Grosset & Dunlap
Yes, Virginia, there really are (or we should say, were) a Mr. Grosset and a Mr. Dunlap, who started their own publishing company in 1898 after the two gentlemen were left jobless by the demise of the American Publishers Corporation.
Grosset & Dunlap’s first initiative was rebinding and selling popular novels of the day at fifty cents a copy, and then, with the purchase of the renowned Stratemeyer Syndicate (currently owned by Simon & Schuster), publishing Nancy Drew, the Hardy Boys, the Bobbsey Twins, and other tremendously successful children's series. These were probably the first mass-market series for children, and the books are still widely purchased and read by young people today.
Grosset & Dunlap was in the forefront of publishing books derived from what Mr. Dunlap referred to as "the moving picture," and today Grosset still publishes movie tie-in titles. In the 1960s picture books by well-known artist Gyo Fujikawa broke new ground, being among the first to show babies and small children of different races. The acquisition of Platt and Munk in 1977 brought to the house an icon of American culture, The Little Engine That Could. And from that single title, the little blue engine has developed into a program of mass market books in a variety of formats - cloth, lift-the-flaps, pop-ups, board books, and more.

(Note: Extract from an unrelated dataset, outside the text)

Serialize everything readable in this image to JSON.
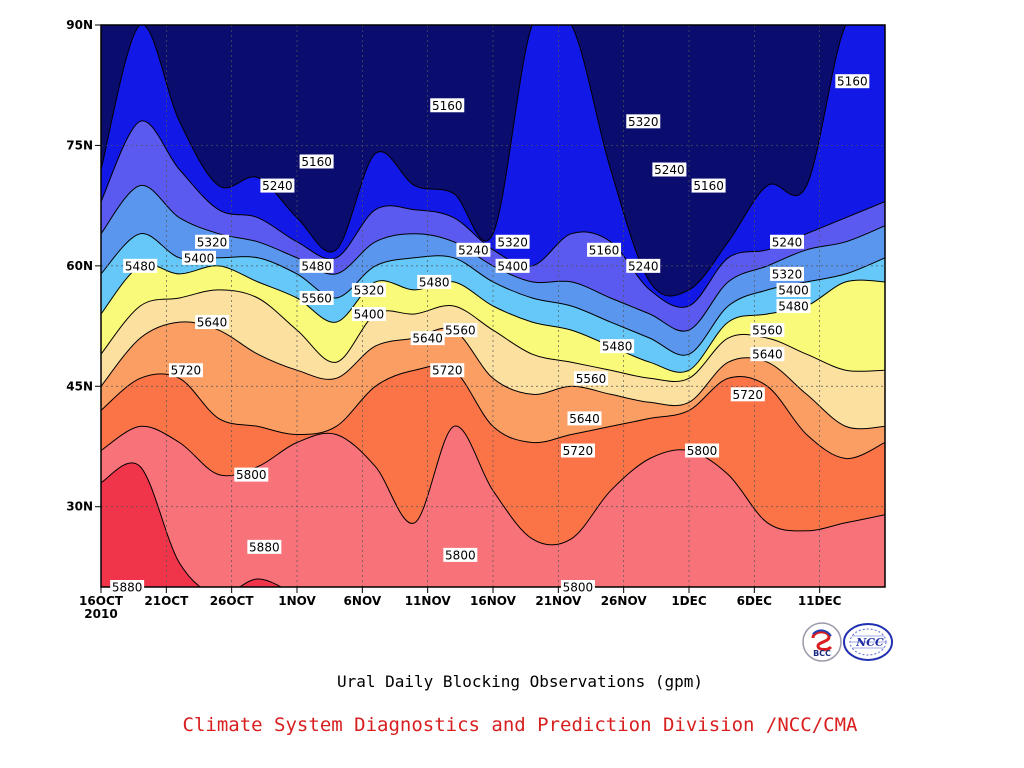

In 1982, Grosset & Dunlap was bought by G. P. Putnam's Sons (later known as The Putnam Berkley Group), which merged with Penguin USA in 1996. One of several imprints among Penguin Young Readers Group, Grosset remains a mass-market publisher of children's books, issuing approximately 160 new titles a year.
Since the 1940s, Grosset has published the Illustrated Junior Library, a collection of hardcover editions of Little Women, Tom Sawyer, and more than twenty other classics.
Grosset & Dunlap now focuses on licensing properties, original paperback series and capitalizing on successful in-house brands such as Corduroy and Eric Carle. Grosset's many book lines include the All Aboard Reading series of leveled paperback readers, 8x8 paperback storybooks (including the bestselling The Night Before Kindergarden), and sticker storybooks.